Actually, one company just did. Last November, Universal Pictures signed a five-year deal with the Arenas Group, an L.A.-based marketing firm, to create the industry's first major Latino film label, distributing annually four or five movies--some in English and some in Spanish. Arenas CEO Santiago Pozo says his demands for a prolonged pledge--coupled with his mid-'80s stint as a Universal exec--helped propel the historic agreement. "Arenas is not going to be a flavor of the month," he declares. "We're not talking about one movie. We're talking about building an industry. The only way Hollywood will open itself up to Latinos is by having a constant flow of product." To that end, Arenas hopes to release its first film--the English-language John Leguizamo drug drama Empire--by this fall.
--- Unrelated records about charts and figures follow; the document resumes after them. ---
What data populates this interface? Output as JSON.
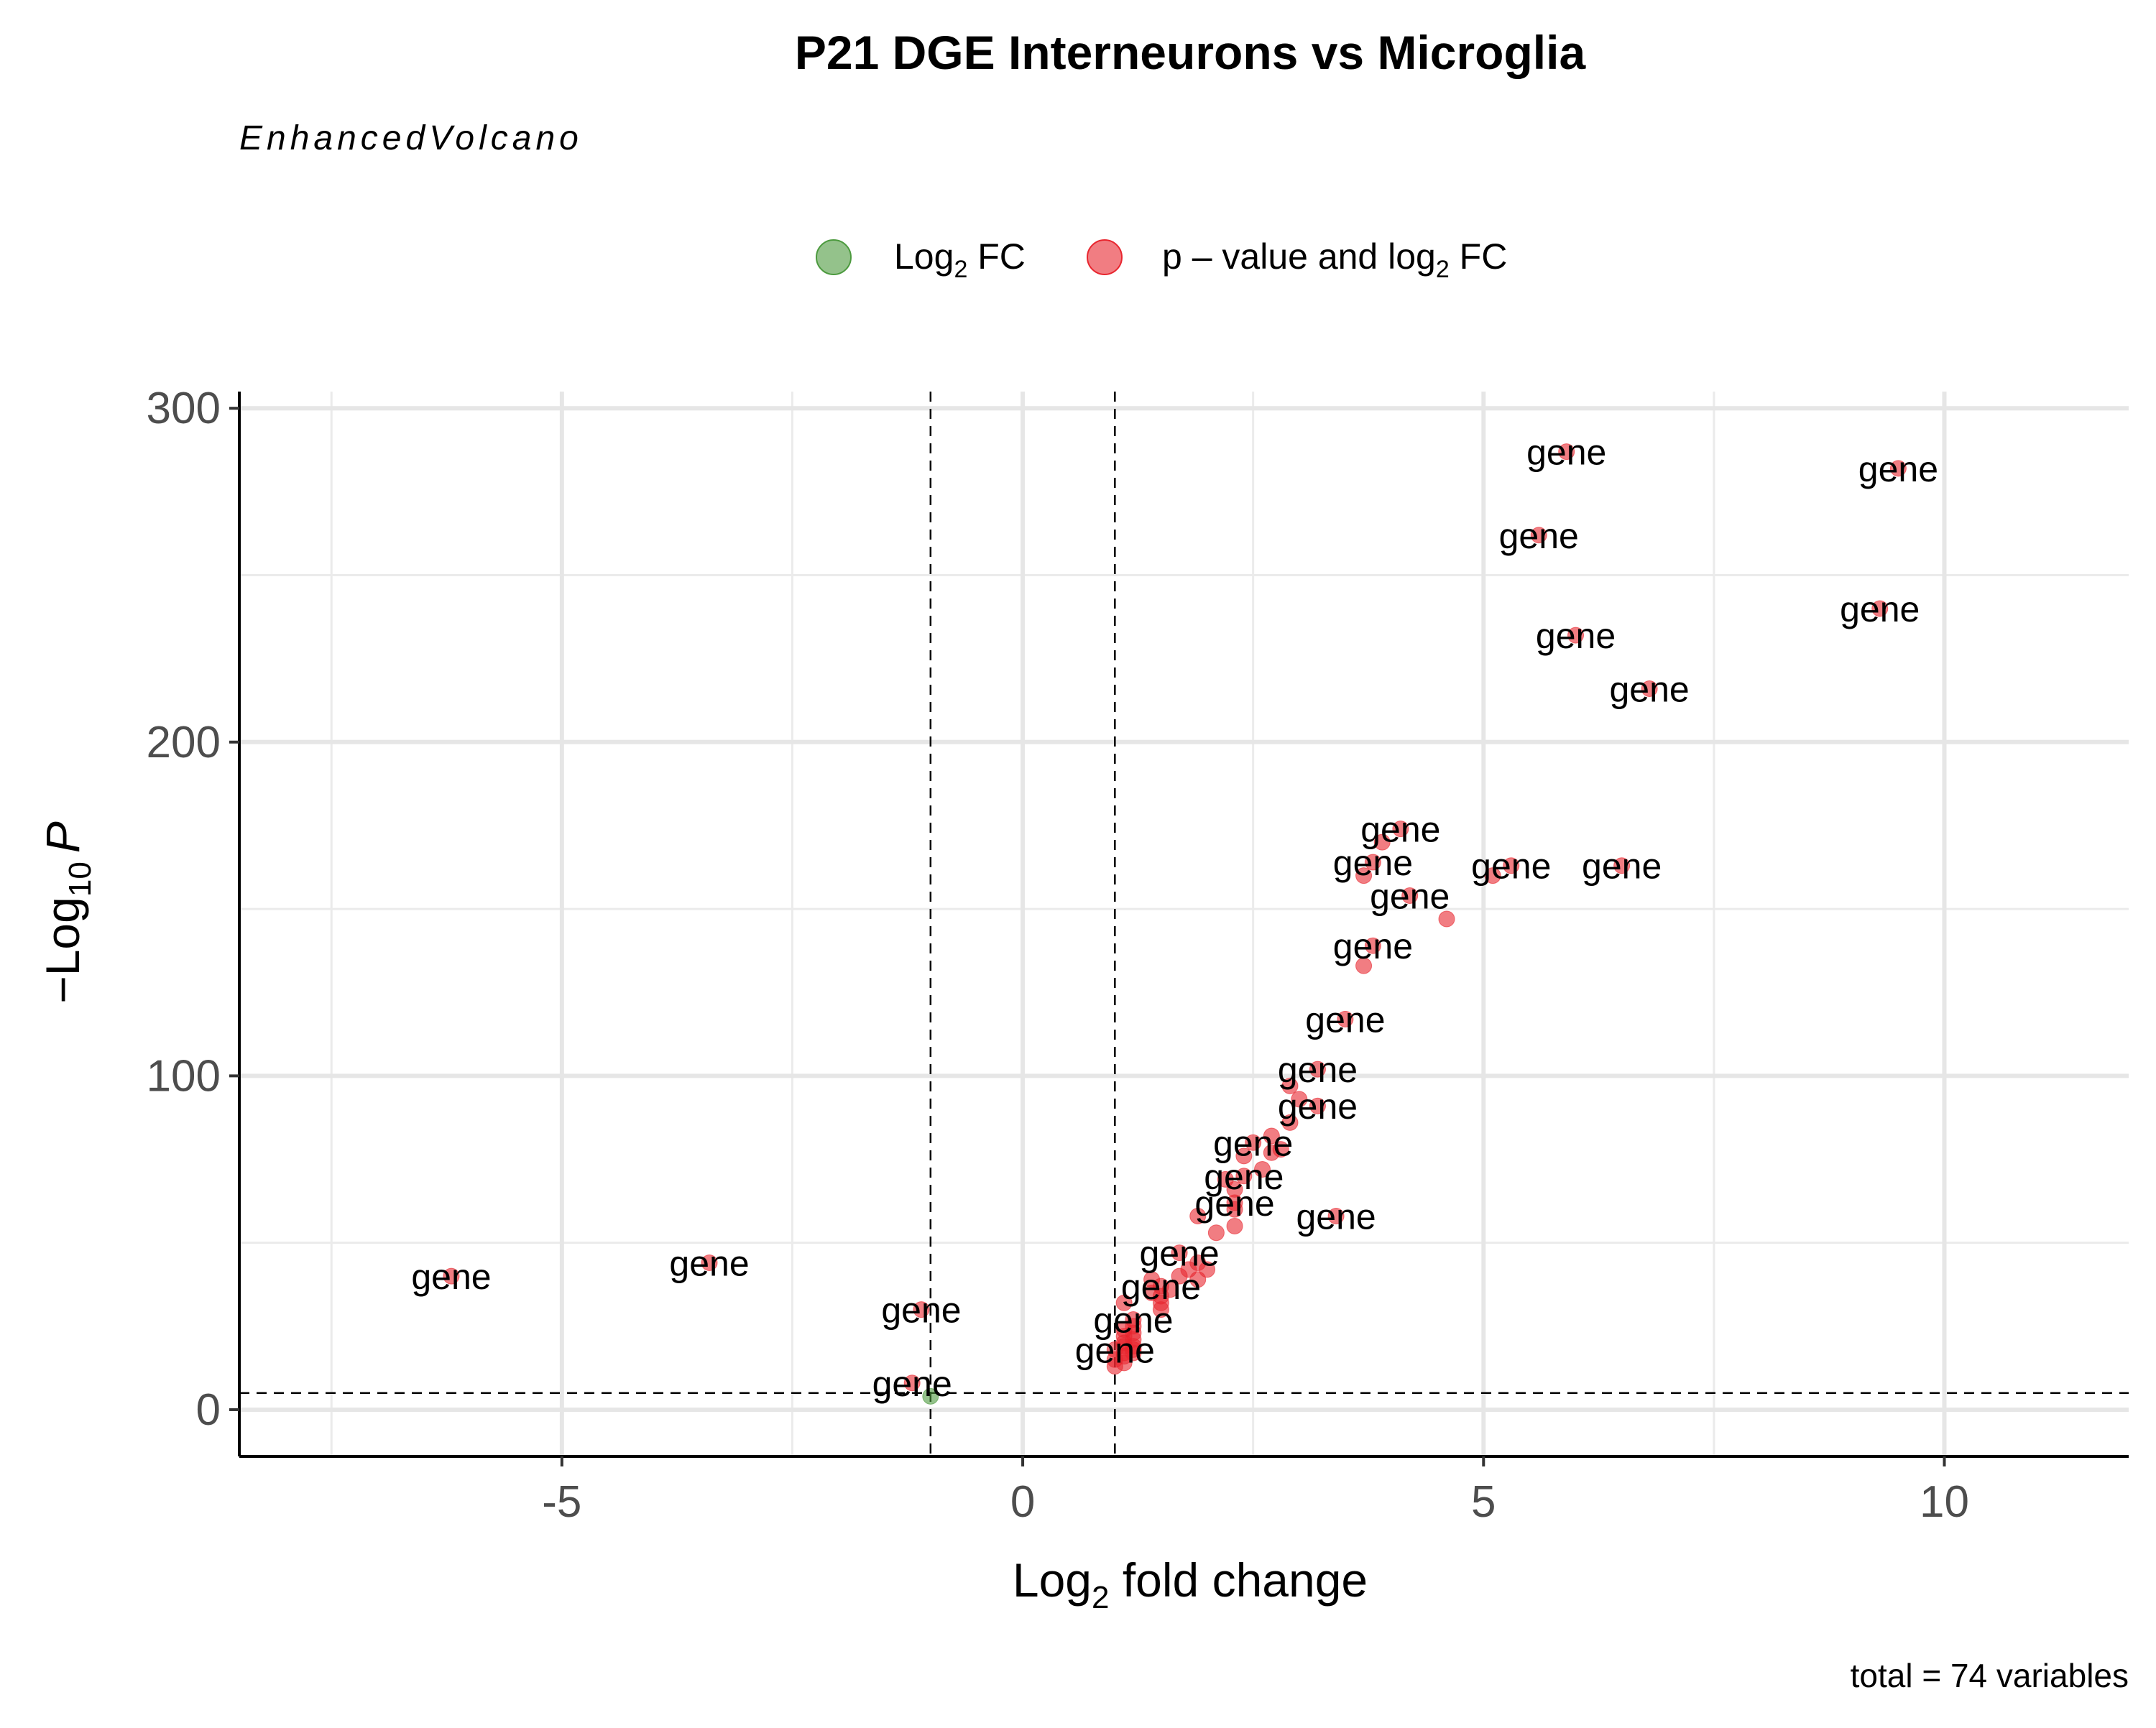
{
  "chart_data": {
    "type": "scatter",
    "title": "P21 DGE Interneurons vs Microglia",
    "subtitle": "EnhancedVolcano",
    "caption": "total = 74 variables",
    "xlabel": {
      "prefix": "Log",
      "sub": "2",
      "suffix": " fold change"
    },
    "ylabel": {
      "prefix": "−Log",
      "sub": "10",
      "suffix": "P"
    },
    "xlim": [
      -8.5,
      12
    ],
    "ylim": [
      -14,
      305
    ],
    "x_ticks": [
      -5,
      0,
      5,
      10
    ],
    "x_tick_labels": [
      "-5",
      "0",
      "5",
      "10"
    ],
    "y_ticks": [
      0,
      100,
      200,
      300
    ],
    "y_tick_labels": [
      "0",
      "100",
      "200",
      "300"
    ],
    "grid": true,
    "fc_cutoff": [
      -1,
      1
    ],
    "p_cutoff_line": 5,
    "legend_position": "top",
    "legend": [
      {
        "key": "log2fc",
        "prefix": "Log",
        "sub": "2",
        "suffix": " FC",
        "color": "#4c9a3e"
      },
      {
        "key": "both",
        "text": "p – value and log",
        "sub": "2",
        "suffix": " FC",
        "color": "#e8262f"
      }
    ],
    "point_label_text": "gene",
    "series": [
      {
        "key": "log2fc",
        "color": "#4c9a3e",
        "points": [
          {
            "x": -1.0,
            "y": 4
          }
        ]
      },
      {
        "key": "both",
        "color": "#e8262f",
        "points": [
          {
            "x": 5.9,
            "y": 287,
            "label": true
          },
          {
            "x": 9.5,
            "y": 282,
            "label": true
          },
          {
            "x": 5.6,
            "y": 262,
            "label": true
          },
          {
            "x": 9.3,
            "y": 240,
            "label": true
          },
          {
            "x": 6.0,
            "y": 232,
            "label": true
          },
          {
            "x": 6.8,
            "y": 216,
            "label": true
          },
          {
            "x": 4.1,
            "y": 174,
            "label": true
          },
          {
            "x": 3.9,
            "y": 170
          },
          {
            "x": 3.8,
            "y": 164,
            "label": true
          },
          {
            "x": 3.7,
            "y": 160
          },
          {
            "x": 5.3,
            "y": 163,
            "label": true
          },
          {
            "x": 5.1,
            "y": 160
          },
          {
            "x": 6.5,
            "y": 163,
            "label": true
          },
          {
            "x": 4.2,
            "y": 154,
            "label": true
          },
          {
            "x": 4.6,
            "y": 147
          },
          {
            "x": 3.8,
            "y": 139,
            "label": true
          },
          {
            "x": 3.7,
            "y": 133
          },
          {
            "x": 3.5,
            "y": 117,
            "label": true
          },
          {
            "x": 3.2,
            "y": 102,
            "label": true
          },
          {
            "x": 2.9,
            "y": 97
          },
          {
            "x": 3.0,
            "y": 93
          },
          {
            "x": 3.2,
            "y": 91,
            "label": true
          },
          {
            "x": 2.9,
            "y": 86
          },
          {
            "x": 2.7,
            "y": 82
          },
          {
            "x": 2.5,
            "y": 80,
            "label": true
          },
          {
            "x": 2.8,
            "y": 78
          },
          {
            "x": 2.7,
            "y": 77
          },
          {
            "x": 2.4,
            "y": 76
          },
          {
            "x": 2.6,
            "y": 72
          },
          {
            "x": 2.4,
            "y": 70,
            "label": true
          },
          {
            "x": 2.2,
            "y": 69
          },
          {
            "x": 2.3,
            "y": 66
          },
          {
            "x": 2.3,
            "y": 62,
            "label": true
          },
          {
            "x": 2.3,
            "y": 60
          },
          {
            "x": 1.9,
            "y": 58
          },
          {
            "x": 3.4,
            "y": 58,
            "label": true
          },
          {
            "x": 2.3,
            "y": 55
          },
          {
            "x": 2.1,
            "y": 53
          },
          {
            "x": 1.7,
            "y": 47,
            "label": true
          },
          {
            "x": 1.9,
            "y": 44
          },
          {
            "x": 1.8,
            "y": 42
          },
          {
            "x": 2.0,
            "y": 42
          },
          {
            "x": 1.7,
            "y": 40
          },
          {
            "x": 1.9,
            "y": 39
          },
          {
            "x": 1.4,
            "y": 39
          },
          {
            "x": 1.5,
            "y": 37,
            "label": true
          },
          {
            "x": 1.6,
            "y": 36
          },
          {
            "x": 1.4,
            "y": 35
          },
          {
            "x": 1.5,
            "y": 34
          },
          {
            "x": 1.5,
            "y": 32
          },
          {
            "x": 1.1,
            "y": 32
          },
          {
            "x": 1.5,
            "y": 30
          },
          {
            "x": 1.2,
            "y": 27,
            "label": true
          },
          {
            "x": 1.2,
            "y": 25
          },
          {
            "x": 1.1,
            "y": 24
          },
          {
            "x": 1.2,
            "y": 23
          },
          {
            "x": 1.1,
            "y": 22
          },
          {
            "x": 1.2,
            "y": 21
          },
          {
            "x": 1.1,
            "y": 20
          },
          {
            "x": 1.2,
            "y": 19
          },
          {
            "x": 1.1,
            "y": 19
          },
          {
            "x": 1.2,
            "y": 18
          },
          {
            "x": 1.0,
            "y": 18,
            "label": true
          },
          {
            "x": 1.1,
            "y": 17
          },
          {
            "x": 1.2,
            "y": 17
          },
          {
            "x": 1.1,
            "y": 16
          },
          {
            "x": 1.0,
            "y": 15
          },
          {
            "x": 1.1,
            "y": 14
          },
          {
            "x": 1.0,
            "y": 13
          },
          {
            "x": -6.2,
            "y": 40,
            "label": true
          },
          {
            "x": -3.4,
            "y": 44,
            "label": true
          },
          {
            "x": -1.1,
            "y": 30,
            "label": true
          },
          {
            "x": -1.2,
            "y": 8,
            "label": true
          }
        ]
      }
    ]
  }
}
Constant success at the picture show is an impossibly tall order, though, and directors and stars like Nava, Hayek, Hector Elizondo, and Edward James Olmos now embrace the small screen, where Nickelodeon (the kids' cartoon Dora the Explorer), PBS (Nava's American Family, a pilot originally made for--and rejected by--CBS), and Showtime are quietly airing some of the most successful Latino TV series since, well, Chico and the Man. "How many cop shows, lawyer shows, and doctor shows can you watch?" asks Jerry Offsay, president of programming at Showtime, where Resurrection Blvd., a drama about a family embroiled in the L.A. boxing circuit, is currently readying its third season. "The notion that other people didn't think [a Latino drama]would be broadly commercial was the attraction for us to do it." (Next on Showtime's slate: playwright Jose Rivera's A Bolero for the Disenchanted and a Cesar Chavez biopic.)